We do always talk about safety when we cook. This involves not only hand-washing, but also safety around hot and sharp objects they might find in the kitchen. I often pose situations and ask the children questions relating to safety rather than just tell them the rules. As with other explorations, children learn best by relating things to their own lives.
'Cooking' in preschool does not always involve heat. 'Cooking' includes food preparation of all kinds in my classroom. Some cooking experiences we have had this year include using measuring cups and picture recipes to make various cereal mixes and 'GORP' (good old raisins and peanuts-the generic term I use to include throwing a bunch of stuff out of the pantry together and enjoying it), chopping sliced ham with butter knives and whisking scrambled eggs to make green eggs and ham for Dr. Seuss week, and measuring and shaking Magic Leprechaun Powder to make pistachio pudding.
Last week we studied the farm and my favorite cooking activity to go with this theme is to make butter. This is actually so easy, it's kind of pathetic, but it becomes almost magical to the children.
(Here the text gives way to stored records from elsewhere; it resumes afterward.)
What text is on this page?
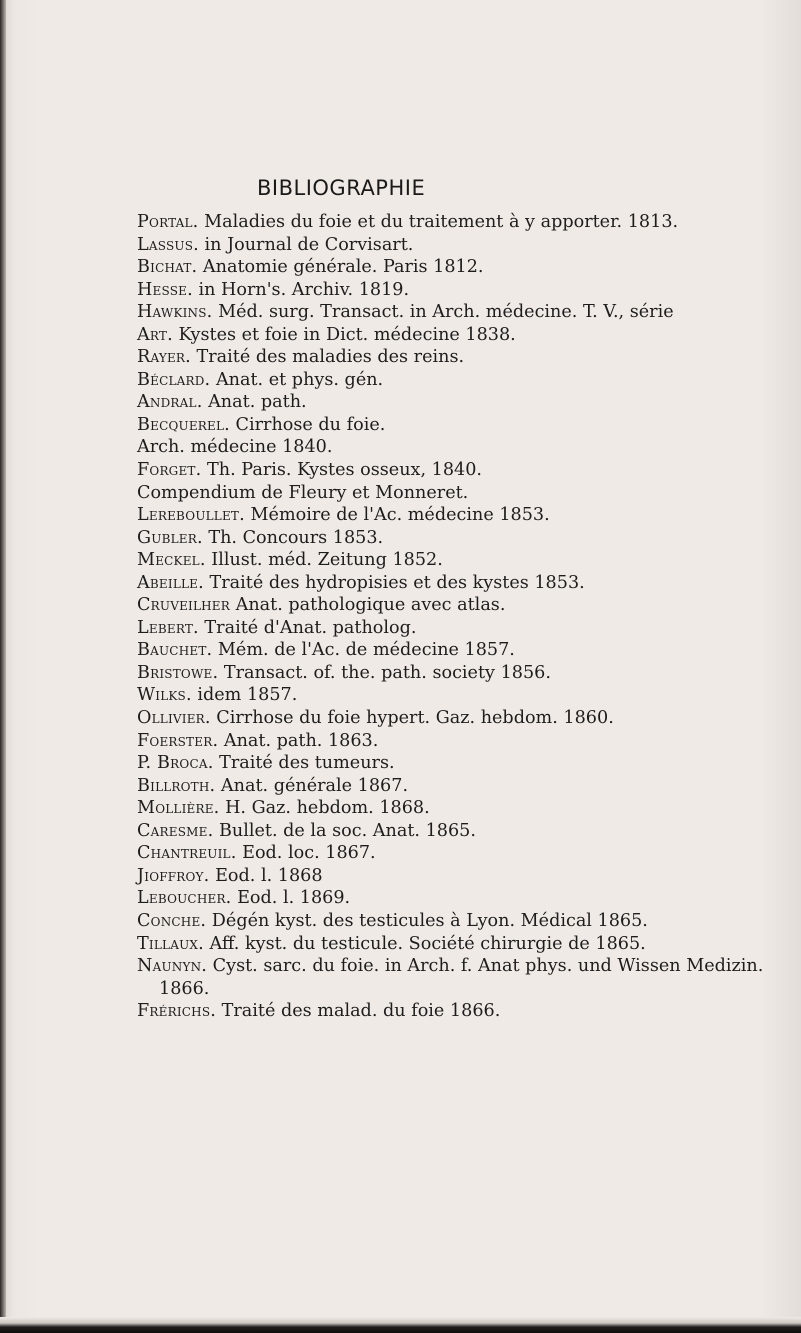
BIBLIOGRAPHIE
Portal. Maladies du foie et du traitement à y apporter. 1813.
Lassus. in Journal de Corvisart.
Bichat. Anatomie générale. Paris 1812.
Hesse. in Horn's. Archiv. 1819.
Hawkins. Méd. surg. Transact. in Arch. médecine. T. V., série
Art. Kystes et foie in Dict. médecine 1838.
Rayer. Traité des maladies des reins.
Béclard. Anat. et phys. gén.
Andral. Anat. path.
Becquerel. Cirrhose du foie.
Arch. médecine 1840.
Forget. Th. Paris. Kystes osseux, 1840.
Compendium de Fleury et Monneret.
Lereboullet. Mémoire de l'Ac. médecine 1853.
Gubler. Th. Concours 1853.
Meckel. Illust. méd. Zeitung 1852.
Abeille. Traité des hydropisies et des kystes 1853.
Cruveilher Anat. pathologique avec atlas.
Lebert. Traité d'Anat. patholog.
Bauchet. Mém. de l'Ac. de médecine 1857.
Bristowe. Transact. of. the. path. society 1856.
Wilks. idem 1857.
Ollivier. Cirrhose du foie hypert. Gaz. hebdom. 1860.
Foerster. Anat. path. 1863.
P. Broca. Traité des tumeurs.
Billroth. Anat. générale 1867.
Mollière. H. Gaz. hebdom. 1868.
Caresme. Bullet. de la soc. Anat. 1865.
Chantreuil. Eod. loc. 1867.
Jioffroy. Eod. l. 1868
Leboucher. Eod. l. 1869.
Conche. Dégén kyst. des testicules à Lyon. Médical 1865.
Tillaux. Aff. kyst. du testicule. Société chirurgie de 1865.
Naunyn. Cyst. sarc. du foie. in Arch. f. Anat phys. und Wissen Medizin. 1866.
Frérichs. Traité des malad. du foie 1866.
All you need it heaving whipping cream (found in the dairy case at your grocery store), a dash of salt (optional, I usually just have this in the container when we start), and a container with a tight seal.
As we pour the whipping cream into the container we talk about that it is a liquid. I ask the kids what liquid it reminds them of and someone always compares it to milk, thus starting a conversation about the dairy group, animals that produce milk, and whatever other related tangents we travel down. Conversation is important not only to make the connections but to keep the kids' minds off the fact that the making of butter is a bit boring. As we talk we pass the sealed container around taking turns shaking the heck out of it. I always make sure I get a turn as well so that it gets plenty of good shakes and also so I can tell where it is in the process of becoming butter.
As we shake it the liquid becomes a froth, then a gel-like solid, and finally separates into butter (solid) and buttermilk (liquid). This is when it is done. We compare the way it feels when we shake it as we take our turns. And when it is finished we have it on bread, muffins, or other treat with our snack. I always offer up a taste of buttermilk for the brave students too. I talk about that buttermilk is used to make things like pancakes, biscuits, and brownies, (which many of us love) but many people do not like the taste of it by itself.
Cooking lessons teach lifelong kitchen skills, but can also include nearly every other area of the curriculum: science (chemistry), math (measurement, counting, time), reading (a recipe), safety, vocabulary, fine motor (or gross motor, in the case of butter, which uses lots of arm movement) skills, language (both receptive and verbal), social studies (where our food comes from), as well as making connections to the children's daily lives and of course enjoying the products we create. Yum!